Opinion: Soil health is common ground — let’s build on it to revitalize American ranching

Something changes when we stop talking about climate as an ideology and start talking about America’s grasslands and soil health as one of our most important and undervalued assets.

The politics disappear, and the conversation gets practical very quickly.

I have seen this firsthand in conversations with people as far apart politically as Al Gore and Robert F. Kennedy Jr. They may disagree on plenty, but when the conversation shifts to working land, cattle, drought, soil health and the future of rural America, the partisan friction starts to fall away.

That is where a rare bipartisan opportunity comes into focus: how do we help ranchers unlock the value of America’s 655 million acres of grazing land while protecting the working lands our country depends on?

Those acres are not marginal, yet they are often overlooked. They are the foundation of the American cattle industry and our rural economy. Yet for too long, the public conversation has treated livestock and ranching on one side and conservation and climate on the other.

If we invest in grazing practices that improve ranch productivity by rebuilding soil organic carbon, we can improve water retention, restore plant diversity, support biodiversity, store carbon underground, and help make ranchers more profitable.

Unfortunately, the reverse is also true. When grasslands are poorly managed, the damage is both economic and ecological. Degraded soils have less carbon and hold less water. Less water means less grass. Less grass means fewer cattle per acre, more supplemental feed, higher costs, and more pressure on ranching families, sometimes forcing the difficult decision to sell the ranch. Drought and degraded soil do not care whether a county voted red or blue.

At Grassroots Carbon, we work with ranchers to implement and scale regenerative grazing practices that help their operations become more productive, profitable and resilient. While the environmental outcomes are real and measurable, they are not separate from the business case. More grass means more flexibility. Healthier soil means better drought resilience. Better water infiltration means less runoff. Stronger root systems mean more carbon stored deeper in the soil.

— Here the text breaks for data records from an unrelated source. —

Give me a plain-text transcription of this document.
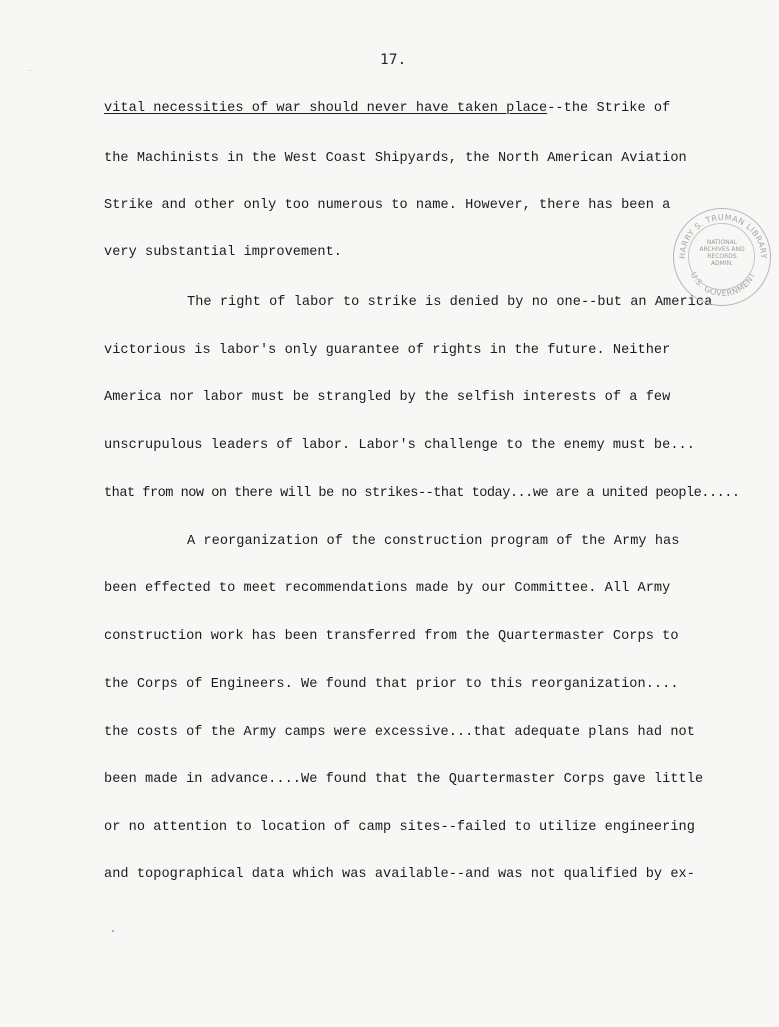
17.

vital necessities of war should never have taken place--the Strike of

the Machinists in the West Coast Shipyards, the North American Aviation

Strike and other only too numerous to name. However, there has been a

very substantial improvement.

The right of labor to strike is denied by no one--but an America

victorious is labor's only guarantee of rights in the future. Neither

America nor labor must be strangled by the selfish interests of a few

unscrupulous leaders of labor. Labor's challenge to the enemy must be...

that from now on there will be no strikes--that today...we are a united people.....

A reorganization of the construction program of the Army has

been effected to meet recommendations made by our Committee. All Army

construction work has been transferred from the Quartermaster Corps to

the Corps of Engineers. We found that prior to this reorganization....

the costs of the Army camps were excessive...that adequate plans had not

been made in advance....We found that the Quartermaster Corps gave little

or no attention to location of camp sites--failed to utilize engineering

and topographical data which was available--and was not qualified by ex-

HARRY S. TRUMAN LIBRARY
U.S. GOVERNMENT
NATIONAL
ARCHIVES AND
RECORDS
ADMIN.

That matters because healthy grasslands store carbon underground through deep perennial root systems, with the most durable carbon stored deeper in the soil, where it is protected from drought, heat, wildfire, erosion, and other disturbances. Some of that carbon can remain stored for hundreds, and sometimes thousands, of years.

The problem is that while soil health is bipartisan, public policy recognizing healthy soils has not caught up.

One critical opportunity is federal tax policy. Today, incentives such as 45Q provide significant support for engineered and industrial carbon capture and sequestration. Those technologies have an important role to play. But if the purpose of policy is to reward durable carbon storage, then the question should be simple: did the carbon get stored, and will it stay there?

If the answer is yes, then why are we leaving ranchers out when they durably store carbon in their soils? A ton of durably stored carbon should be treated like a ton of durably stored carbon, whether captured by a machine or built by deep rooted grasses on American working lands.

Ranchers should not be excluded because their infrastructure looks different. Their infrastructure is living soil, perennial grass, grazing animals, fences, water systems and management decisions made every day across millions of acres. It may not look like an industrial facility, but it is already operating at landscape scale.

Unlike industrial carbon solutions that often require enormous upfront capital and lengthy permitting before they can deliver outcomes, improved grazing can begin delivering value now. It can put money directly into rural communities, improve the productivity of the land and build measurable carbon storage. We know this firsthand, having distributed more than $40 million back to ranchers for carbon stored in healthy soils.

That income matters to ranchers.

A fair federal tax approach would make it easier for ranchers to access technical assistance and transition financing, support rigorous measurement standards and create the regulatory clarity needed for private markets to scale with confidence. Public programs and private markets could then build on this common ground and work together to reward outcomes that strengthen land, livestock, rural communities and the environment.

Soil health is not a partisan idea. It is the common ground under our feet and a bipartisan opportunity we can build on. It is time to regenerate America’s grazing lands for generations to come.

Brad Tipper is the CEO of Grassroots Carbon.